Lastly, which is their chiefest use, he willed that they should serve to give lively heat and light, from those high places wherein he set them, to his creatures here upon earth: and it was so done.
I. 16 And God made two great lights; the greater light to rule the day, and the lesser light to rule the night: he made the stars also.
And now God made, amongst the rest, two great lights greater than the rest, not in body but in glory; the greater, to rule the day; to which purpose, he gathered into it all that light, which hitherto was diffused through the air: the lesser, together with the other smaller stars, to rule the night.
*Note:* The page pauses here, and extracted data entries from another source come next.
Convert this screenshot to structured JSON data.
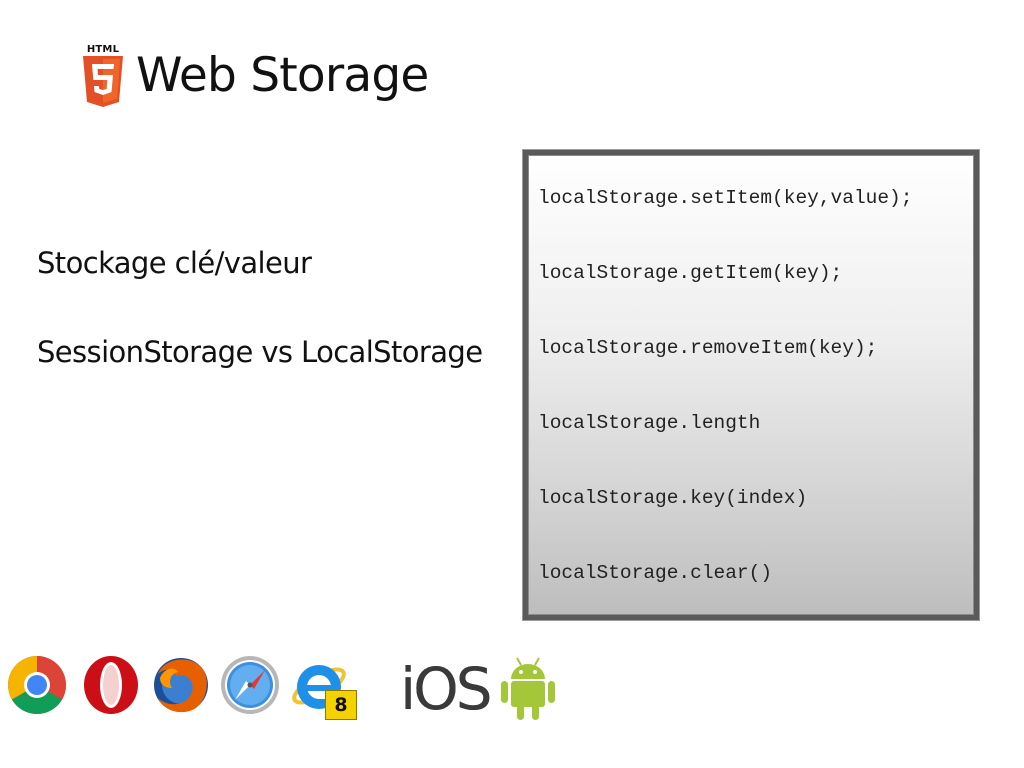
{
  "slide": {
    "logo_text": "HTML",
    "logo_number": "5",
    "title": "Web Storage",
    "bullets": [
      "Stockage clé/valeur",
      "SessionStorage vs LocalStorage"
    ],
    "code_lines": [
      "localStorage.setItem(key,value);",
      "localStorage.getItem(key);",
      "localStorage.removeItem(key);",
      "localStorage.length",
      "localStorage.key(index)",
      "localStorage.clear()"
    ]
  },
  "browsers": {
    "icons": [
      "chrome-icon",
      "opera-icon",
      "firefox-icon",
      "safari-icon",
      "internet-explorer-icon"
    ],
    "ie_version": "8",
    "platforms": {
      "ios_label": "iOS",
      "android_icon": "android-icon"
    }
  },
  "colors": {
    "html5_orange": "#e34f26",
    "html5_light": "#f06529",
    "ie_badge": "#f6d100",
    "android_green": "#a4c639"
  }
}
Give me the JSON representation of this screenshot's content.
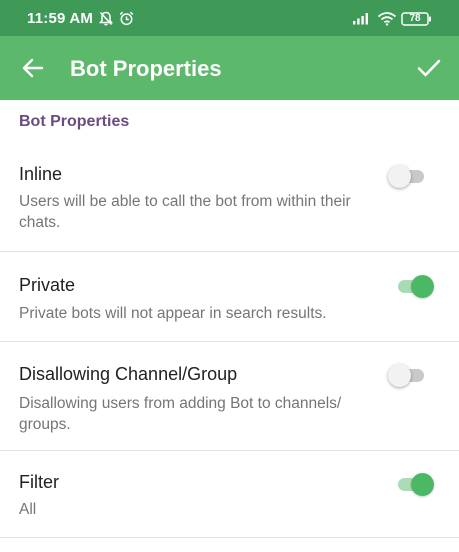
{
  "statusbar": {
    "time": "11:59 AM",
    "battery": "78",
    "icons": [
      "muted-bell-icon",
      "alarm-clock-icon",
      "signal-icon",
      "wifi-icon",
      "battery-icon"
    ]
  },
  "toolbar": {
    "title": "Bot Properties",
    "back_icon": "arrow-left-icon",
    "done_icon": "checkmark-icon"
  },
  "section": {
    "header": "Bot Properties"
  },
  "colors": {
    "statusbar": "#3f9a58",
    "toolbar": "#5cb86b",
    "section_header": "#6a4c80",
    "toggle_on": "#4cb866"
  },
  "settings": [
    {
      "title": "Inline",
      "desc_line1": "Users will be able to call the bot from within their",
      "desc_line2": "chats.",
      "enabled": false
    },
    {
      "title": "Private",
      "desc_line1": "Private bots will not appear in search results.",
      "enabled": true
    },
    {
      "title": "Disallowing Channel/Group",
      "desc_line1": "Disallowing users from adding Bot to channels/",
      "desc_line2": "groups.",
      "enabled": false
    },
    {
      "title": "Filter",
      "desc_line1": "All",
      "enabled": true
    }
  ]
}
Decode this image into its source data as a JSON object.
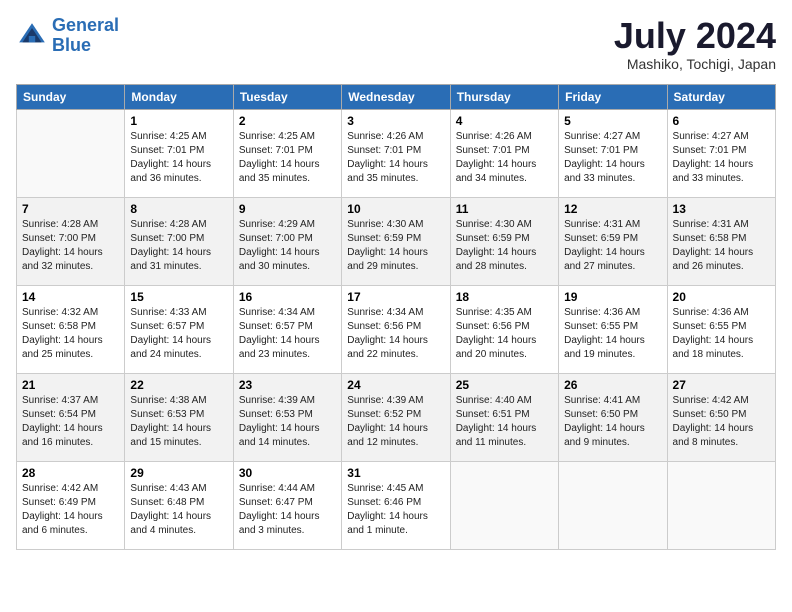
{
  "header": {
    "logo_line1": "General",
    "logo_line2": "Blue",
    "month_year": "July 2024",
    "location": "Mashiko, Tochigi, Japan"
  },
  "days_of_week": [
    "Sunday",
    "Monday",
    "Tuesday",
    "Wednesday",
    "Thursday",
    "Friday",
    "Saturday"
  ],
  "weeks": [
    [
      {
        "day": "",
        "text": ""
      },
      {
        "day": "1",
        "text": "Sunrise: 4:25 AM\nSunset: 7:01 PM\nDaylight: 14 hours\nand 36 minutes."
      },
      {
        "day": "2",
        "text": "Sunrise: 4:25 AM\nSunset: 7:01 PM\nDaylight: 14 hours\nand 35 minutes."
      },
      {
        "day": "3",
        "text": "Sunrise: 4:26 AM\nSunset: 7:01 PM\nDaylight: 14 hours\nand 35 minutes."
      },
      {
        "day": "4",
        "text": "Sunrise: 4:26 AM\nSunset: 7:01 PM\nDaylight: 14 hours\nand 34 minutes."
      },
      {
        "day": "5",
        "text": "Sunrise: 4:27 AM\nSunset: 7:01 PM\nDaylight: 14 hours\nand 33 minutes."
      },
      {
        "day": "6",
        "text": "Sunrise: 4:27 AM\nSunset: 7:01 PM\nDaylight: 14 hours\nand 33 minutes."
      }
    ],
    [
      {
        "day": "7",
        "text": "Sunrise: 4:28 AM\nSunset: 7:00 PM\nDaylight: 14 hours\nand 32 minutes."
      },
      {
        "day": "8",
        "text": "Sunrise: 4:28 AM\nSunset: 7:00 PM\nDaylight: 14 hours\nand 31 minutes."
      },
      {
        "day": "9",
        "text": "Sunrise: 4:29 AM\nSunset: 7:00 PM\nDaylight: 14 hours\nand 30 minutes."
      },
      {
        "day": "10",
        "text": "Sunrise: 4:30 AM\nSunset: 6:59 PM\nDaylight: 14 hours\nand 29 minutes."
      },
      {
        "day": "11",
        "text": "Sunrise: 4:30 AM\nSunset: 6:59 PM\nDaylight: 14 hours\nand 28 minutes."
      },
      {
        "day": "12",
        "text": "Sunrise: 4:31 AM\nSunset: 6:59 PM\nDaylight: 14 hours\nand 27 minutes."
      },
      {
        "day": "13",
        "text": "Sunrise: 4:31 AM\nSunset: 6:58 PM\nDaylight: 14 hours\nand 26 minutes."
      }
    ],
    [
      {
        "day": "14",
        "text": "Sunrise: 4:32 AM\nSunset: 6:58 PM\nDaylight: 14 hours\nand 25 minutes."
      },
      {
        "day": "15",
        "text": "Sunrise: 4:33 AM\nSunset: 6:57 PM\nDaylight: 14 hours\nand 24 minutes."
      },
      {
        "day": "16",
        "text": "Sunrise: 4:34 AM\nSunset: 6:57 PM\nDaylight: 14 hours\nand 23 minutes."
      },
      {
        "day": "17",
        "text": "Sunrise: 4:34 AM\nSunset: 6:56 PM\nDaylight: 14 hours\nand 22 minutes."
      },
      {
        "day": "18",
        "text": "Sunrise: 4:35 AM\nSunset: 6:56 PM\nDaylight: 14 hours\nand 20 minutes."
      },
      {
        "day": "19",
        "text": "Sunrise: 4:36 AM\nSunset: 6:55 PM\nDaylight: 14 hours\nand 19 minutes."
      },
      {
        "day": "20",
        "text": "Sunrise: 4:36 AM\nSunset: 6:55 PM\nDaylight: 14 hours\nand 18 minutes."
      }
    ],
    [
      {
        "day": "21",
        "text": "Sunrise: 4:37 AM\nSunset: 6:54 PM\nDaylight: 14 hours\nand 16 minutes."
      },
      {
        "day": "22",
        "text": "Sunrise: 4:38 AM\nSunset: 6:53 PM\nDaylight: 14 hours\nand 15 minutes."
      },
      {
        "day": "23",
        "text": "Sunrise: 4:39 AM\nSunset: 6:53 PM\nDaylight: 14 hours\nand 14 minutes."
      },
      {
        "day": "24",
        "text": "Sunrise: 4:39 AM\nSunset: 6:52 PM\nDaylight: 14 hours\nand 12 minutes."
      },
      {
        "day": "25",
        "text": "Sunrise: 4:40 AM\nSunset: 6:51 PM\nDaylight: 14 hours\nand 11 minutes."
      },
      {
        "day": "26",
        "text": "Sunrise: 4:41 AM\nSunset: 6:50 PM\nDaylight: 14 hours\nand 9 minutes."
      },
      {
        "day": "27",
        "text": "Sunrise: 4:42 AM\nSunset: 6:50 PM\nDaylight: 14 hours\nand 8 minutes."
      }
    ],
    [
      {
        "day": "28",
        "text": "Sunrise: 4:42 AM\nSunset: 6:49 PM\nDaylight: 14 hours\nand 6 minutes."
      },
      {
        "day": "29",
        "text": "Sunrise: 4:43 AM\nSunset: 6:48 PM\nDaylight: 14 hours\nand 4 minutes."
      },
      {
        "day": "30",
        "text": "Sunrise: 4:44 AM\nSunset: 6:47 PM\nDaylight: 14 hours\nand 3 minutes."
      },
      {
        "day": "31",
        "text": "Sunrise: 4:45 AM\nSunset: 6:46 PM\nDaylight: 14 hours\nand 1 minute."
      },
      {
        "day": "",
        "text": ""
      },
      {
        "day": "",
        "text": ""
      },
      {
        "day": "",
        "text": ""
      }
    ]
  ]
}
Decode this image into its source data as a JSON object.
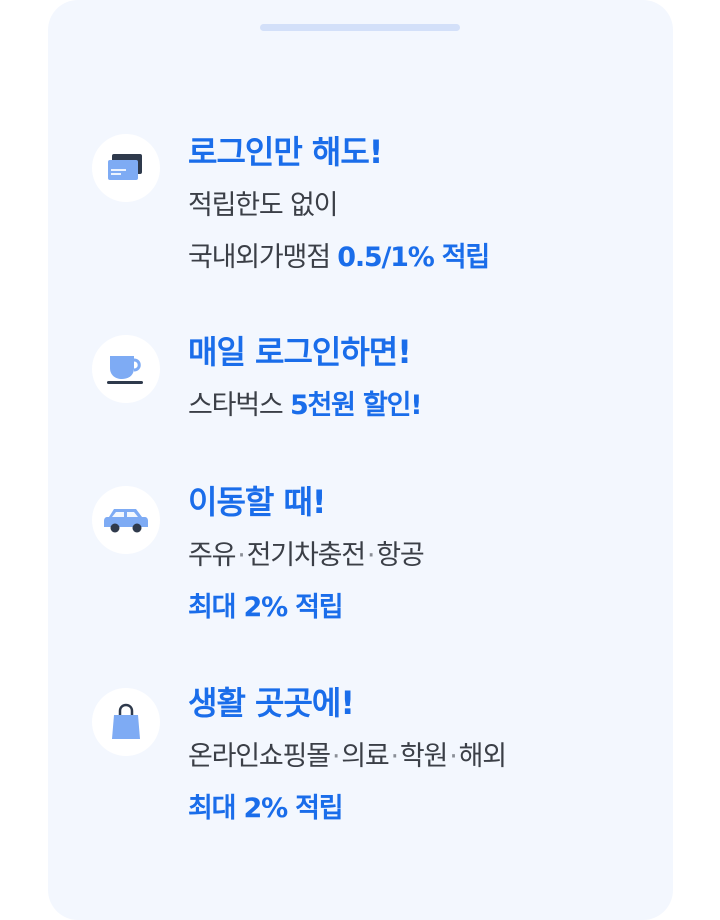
{
  "benefits": [
    {
      "icon": "credit-card-icon",
      "title": "로그인만 해도!",
      "line1": "적립한도 없이",
      "line2_prefix": "국내외가맹점",
      "line2_highlight": "0.5/1% 적립"
    },
    {
      "icon": "coffee-cup-icon",
      "title": "매일 로그인하면!",
      "line1_prefix": "스타벅스",
      "line1_highlight": "5천원 할인!"
    },
    {
      "icon": "car-icon",
      "title": "이동할 때!",
      "line1_items": [
        "주유",
        "전기차충전",
        "항공"
      ],
      "line2_highlight": "최대 2% 적립"
    },
    {
      "icon": "shopping-bag-icon",
      "title": "생활 곳곳에!",
      "line1_items": [
        "온라인쇼핑몰",
        "의료",
        "학원",
        "해외"
      ],
      "line2_highlight": "최대 2% 적립"
    }
  ],
  "separator": "·",
  "colors": {
    "accent": "#1a6dea",
    "sheet_bg": "#f3f7fe",
    "handle": "#d3e0f9",
    "icon_blue": "#7eabf4",
    "icon_dark": "#2f3a4c",
    "text": "#3b3f47"
  }
}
I. 17 And God set them in the firmament of the heaven to give light upon the earth,
Thus God, I say, made these heavenly lights, and placed them in the highest part of the air, that they might the better give light to the earth;
I. 18 And to rule over the day and over the night, and to divide the light from the darkness: and God saw that it was good.
And that they might interchangeably govern the day and night, and distinguish the light from the darkness, the dawning and twilight from the clear day: and God allowed them, as of excellent and necessary use for his other creatures.
I. 19 And the evening and the morning were the fourth day. So the fourth natural day, consisting of morning and evening, was fully finished.